February 2004 News

Kashmir Chief Escapes Explosions

27 February 2004
BBC

Srinagar: Indian-administered Kashmir's Chief Minister Mufti Mohammed Sayeed escaped unhurt after grenades went off at a meeting near Srinagar on Friday. A girl, 17, was killed and four people hurt when two grenades exploded in Birwa, 30km (19 miles) south-west of Srinagar, officials say. The blasts were a few hundred metres from where Mr Sayeed was due to speak. Pakistan and India recently announced a 'roadmap' for peace talks in the disputed region. Senior Kashmir minister Hakim Yasin was addressing the gathering at a school ground at the time of the attack. Mr Sayeed, the top elected official in India's state of Jammu and Kashmir, rose to address the crowd minutes after the explosions.
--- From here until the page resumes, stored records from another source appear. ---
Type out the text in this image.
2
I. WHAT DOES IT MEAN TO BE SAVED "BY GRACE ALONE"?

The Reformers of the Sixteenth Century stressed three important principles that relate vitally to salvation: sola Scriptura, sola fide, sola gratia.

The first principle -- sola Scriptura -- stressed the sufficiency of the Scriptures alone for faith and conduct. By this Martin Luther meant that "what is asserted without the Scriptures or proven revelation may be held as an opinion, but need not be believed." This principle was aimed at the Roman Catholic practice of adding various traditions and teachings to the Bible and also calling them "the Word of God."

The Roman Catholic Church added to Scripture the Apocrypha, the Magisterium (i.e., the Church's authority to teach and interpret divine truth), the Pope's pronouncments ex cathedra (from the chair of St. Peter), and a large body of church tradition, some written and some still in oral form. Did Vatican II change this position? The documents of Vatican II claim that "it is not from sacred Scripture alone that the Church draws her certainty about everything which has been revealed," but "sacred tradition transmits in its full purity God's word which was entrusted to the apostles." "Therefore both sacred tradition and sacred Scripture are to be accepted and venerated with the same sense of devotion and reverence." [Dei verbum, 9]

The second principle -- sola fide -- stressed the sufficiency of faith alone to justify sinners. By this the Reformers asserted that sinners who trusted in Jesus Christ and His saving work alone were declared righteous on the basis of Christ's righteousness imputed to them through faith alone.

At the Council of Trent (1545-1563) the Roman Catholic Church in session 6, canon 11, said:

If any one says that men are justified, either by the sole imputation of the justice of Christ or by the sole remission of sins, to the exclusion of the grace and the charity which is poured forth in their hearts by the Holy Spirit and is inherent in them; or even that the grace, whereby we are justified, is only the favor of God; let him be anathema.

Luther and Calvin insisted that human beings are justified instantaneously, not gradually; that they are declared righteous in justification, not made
Those hurt in the blasts included a soldier and two civilians. 'The two explosions in succession created panic among the people but security guards immediately closed the gates of the schools and no one was allowed to leave or enter,' said local journalist Nazir Ahmed told the AFP news agency. Peace process The explosions came hours after police fired tear-gas against more than 1,000 Kashmiri Muslims protesting against alleged police atrocities. Since partition, India and Pakistan have both claimed Kashmir The protesters were angry at the killing of a 13-year-old boy during police firing in the town of Bandipora, 65km north of Srinagar, on Thursday. Earlier this month, Indian and Pakistani officials began a series of talks aimed at resolving all outstanding issues between the two countries, including Kashmir. That followed the agreement of a ceasefire between the two countries in November along the Line of Control that separates Indian- and Pakistani-administered Kashmir. However, the ceasefire does not apply to the conflict between Kashmir' separatists and the Indian security forces. Kashmir has been claimed by both India and Pakistan since partition in 1947 and over the past decade more than 35,000 people have died in violence. Moderate Kashmiri separatists met India's deputy prime minister last month as part of the peace process. However, this week they threatened to pull out of peace talks over alleged human rights violations in the state. A number of hardline Islamic militant groups have vowed to continue their armed struggle until Indian troops have left the region.